Visitation Issue: My child got hurt during visitation!

Visitation Issue:  My child got hurt during visitation!

The Visitation Chronicles:  Part Two-  My child got hurt during visitation!               

By M. J. Goodwin

 

I get at least three contacts a year from clients whose child has been injured in some way during visitation.  The client typically wants to know what the Court is going to do about this injury.  The short answer is nothing, unless the custodial parent can show criminal behavior, a substantial incident of abuse or neglect, or a pattern of abuse or neglect, that rises to the level of a change of circumstances.  This is a very steep burden. 

The sort of thing that might give rise to the Family Court changing or limiting visitation based on an injury might be a child that is injured in a DUI related car wreck; a child that is run over in a parking lot while a parent drinks inside a bar; a child that is wandering a highway alone while a parent is under the influence of alcohol or drugs; or a child that is molested by a person that the visiting parent knew or should have known was a threat.   The more proof there is, the more likely the Court is to act.  Simple injuries like falling off a bike, skinning a knee or falling on a coffee table and getting a black eye, typically would not rise to the level of changing visitation.

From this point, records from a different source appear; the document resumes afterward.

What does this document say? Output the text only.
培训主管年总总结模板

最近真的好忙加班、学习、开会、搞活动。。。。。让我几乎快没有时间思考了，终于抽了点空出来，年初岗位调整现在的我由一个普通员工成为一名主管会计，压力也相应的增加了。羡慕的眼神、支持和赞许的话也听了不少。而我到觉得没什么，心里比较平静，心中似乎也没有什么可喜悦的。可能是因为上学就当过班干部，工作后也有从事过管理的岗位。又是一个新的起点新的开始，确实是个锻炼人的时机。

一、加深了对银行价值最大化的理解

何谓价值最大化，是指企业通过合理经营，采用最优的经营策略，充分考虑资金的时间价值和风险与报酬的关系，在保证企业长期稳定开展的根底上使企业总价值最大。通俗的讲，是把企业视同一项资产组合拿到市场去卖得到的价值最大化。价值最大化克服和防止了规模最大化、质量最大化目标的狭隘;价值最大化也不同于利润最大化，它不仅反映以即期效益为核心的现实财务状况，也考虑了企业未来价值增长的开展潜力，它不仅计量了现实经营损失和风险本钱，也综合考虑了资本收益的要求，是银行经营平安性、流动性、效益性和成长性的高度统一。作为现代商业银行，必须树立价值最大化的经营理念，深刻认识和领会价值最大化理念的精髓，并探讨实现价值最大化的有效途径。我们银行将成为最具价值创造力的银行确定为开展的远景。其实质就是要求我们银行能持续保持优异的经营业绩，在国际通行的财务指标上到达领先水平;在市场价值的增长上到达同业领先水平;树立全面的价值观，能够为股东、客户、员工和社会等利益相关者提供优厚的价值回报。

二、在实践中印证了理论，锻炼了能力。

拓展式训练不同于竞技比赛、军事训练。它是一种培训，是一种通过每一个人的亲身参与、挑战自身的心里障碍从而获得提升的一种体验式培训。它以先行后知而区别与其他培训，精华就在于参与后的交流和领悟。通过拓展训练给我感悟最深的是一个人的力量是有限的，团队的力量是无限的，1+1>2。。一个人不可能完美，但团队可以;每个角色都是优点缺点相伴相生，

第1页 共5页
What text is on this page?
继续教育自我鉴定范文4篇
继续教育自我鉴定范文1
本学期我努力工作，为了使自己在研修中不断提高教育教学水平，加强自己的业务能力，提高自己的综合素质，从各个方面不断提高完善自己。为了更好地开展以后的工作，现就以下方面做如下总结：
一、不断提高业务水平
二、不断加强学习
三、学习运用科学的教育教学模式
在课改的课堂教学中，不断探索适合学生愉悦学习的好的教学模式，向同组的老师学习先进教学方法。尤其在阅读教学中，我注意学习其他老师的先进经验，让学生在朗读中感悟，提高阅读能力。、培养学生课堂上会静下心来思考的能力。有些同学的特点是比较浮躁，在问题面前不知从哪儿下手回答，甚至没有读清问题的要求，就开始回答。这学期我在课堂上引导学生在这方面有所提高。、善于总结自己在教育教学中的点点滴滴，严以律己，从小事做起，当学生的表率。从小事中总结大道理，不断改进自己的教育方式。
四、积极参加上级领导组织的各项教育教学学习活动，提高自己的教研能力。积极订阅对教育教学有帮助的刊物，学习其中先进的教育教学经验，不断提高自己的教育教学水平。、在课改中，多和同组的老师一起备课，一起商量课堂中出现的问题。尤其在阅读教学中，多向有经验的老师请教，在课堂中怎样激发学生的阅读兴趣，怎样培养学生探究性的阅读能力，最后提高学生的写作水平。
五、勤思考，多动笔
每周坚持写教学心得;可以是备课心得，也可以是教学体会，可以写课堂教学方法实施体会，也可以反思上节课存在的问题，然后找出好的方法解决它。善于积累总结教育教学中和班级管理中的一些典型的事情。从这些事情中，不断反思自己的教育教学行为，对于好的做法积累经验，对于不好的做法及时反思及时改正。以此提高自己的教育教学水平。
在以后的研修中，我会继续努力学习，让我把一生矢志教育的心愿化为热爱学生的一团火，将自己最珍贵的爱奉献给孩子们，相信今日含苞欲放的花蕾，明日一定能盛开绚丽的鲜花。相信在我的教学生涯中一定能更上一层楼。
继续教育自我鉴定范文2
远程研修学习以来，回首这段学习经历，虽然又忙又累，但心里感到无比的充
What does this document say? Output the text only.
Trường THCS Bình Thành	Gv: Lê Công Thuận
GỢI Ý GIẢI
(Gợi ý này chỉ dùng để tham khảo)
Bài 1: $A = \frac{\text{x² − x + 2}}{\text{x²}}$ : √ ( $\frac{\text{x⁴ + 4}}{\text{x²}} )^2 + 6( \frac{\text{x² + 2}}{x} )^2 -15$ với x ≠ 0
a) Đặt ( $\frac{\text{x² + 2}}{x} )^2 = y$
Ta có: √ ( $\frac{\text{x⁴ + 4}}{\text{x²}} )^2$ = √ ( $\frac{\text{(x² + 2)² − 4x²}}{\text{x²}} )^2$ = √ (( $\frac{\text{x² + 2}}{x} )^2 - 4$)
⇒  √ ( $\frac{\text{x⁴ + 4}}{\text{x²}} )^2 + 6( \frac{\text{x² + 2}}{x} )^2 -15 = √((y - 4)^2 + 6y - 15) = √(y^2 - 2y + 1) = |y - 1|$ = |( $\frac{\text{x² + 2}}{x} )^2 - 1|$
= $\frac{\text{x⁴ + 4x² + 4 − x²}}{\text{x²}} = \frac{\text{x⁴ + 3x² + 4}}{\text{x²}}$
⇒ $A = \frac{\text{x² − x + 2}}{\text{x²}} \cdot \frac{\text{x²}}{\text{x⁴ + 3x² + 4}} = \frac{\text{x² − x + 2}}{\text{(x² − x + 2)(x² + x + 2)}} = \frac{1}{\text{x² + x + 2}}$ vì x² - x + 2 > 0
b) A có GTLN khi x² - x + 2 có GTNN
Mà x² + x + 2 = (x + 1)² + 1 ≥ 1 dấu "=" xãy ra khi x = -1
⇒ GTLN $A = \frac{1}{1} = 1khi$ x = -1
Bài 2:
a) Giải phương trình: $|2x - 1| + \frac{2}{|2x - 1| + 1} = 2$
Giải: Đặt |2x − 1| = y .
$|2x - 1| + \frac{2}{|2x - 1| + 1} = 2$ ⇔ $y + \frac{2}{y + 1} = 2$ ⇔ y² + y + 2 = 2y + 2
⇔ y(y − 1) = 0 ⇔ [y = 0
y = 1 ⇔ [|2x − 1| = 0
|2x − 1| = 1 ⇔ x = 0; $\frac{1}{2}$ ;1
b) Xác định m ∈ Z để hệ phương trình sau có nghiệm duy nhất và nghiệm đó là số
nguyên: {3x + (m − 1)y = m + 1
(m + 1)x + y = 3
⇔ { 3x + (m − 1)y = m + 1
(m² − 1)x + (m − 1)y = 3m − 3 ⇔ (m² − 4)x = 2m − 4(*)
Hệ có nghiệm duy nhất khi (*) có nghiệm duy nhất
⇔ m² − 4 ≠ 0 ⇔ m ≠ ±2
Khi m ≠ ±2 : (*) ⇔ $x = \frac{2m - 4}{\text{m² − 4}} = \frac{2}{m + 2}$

More complex situations, that involve repeated incidents of relatively minor neglect that result in a large succession of relatively minor injuries, must be documented over time before I would counsel a client to return to court on the issue.

In all cases involving children, the question that the Court must answer is what is in the best interest of the child?  That is the overriding concern.  The Court will view this question through a lens of what is normal (children do get hurt) and what is abuse or neglect.   Even if the Court does find abusive or neglectful behavior by the visiting parent, termination of visitation is unlikely.  Supervision would occur before termination occurs in most cases.

The ultimate answer to whether or not a Court will take action based on a particular set of facts and circumstances is as varied as there are facts and circumstances.   It is prudent to consult with an experienced Family Court attorney if you truly believe your child is in danger during visitation.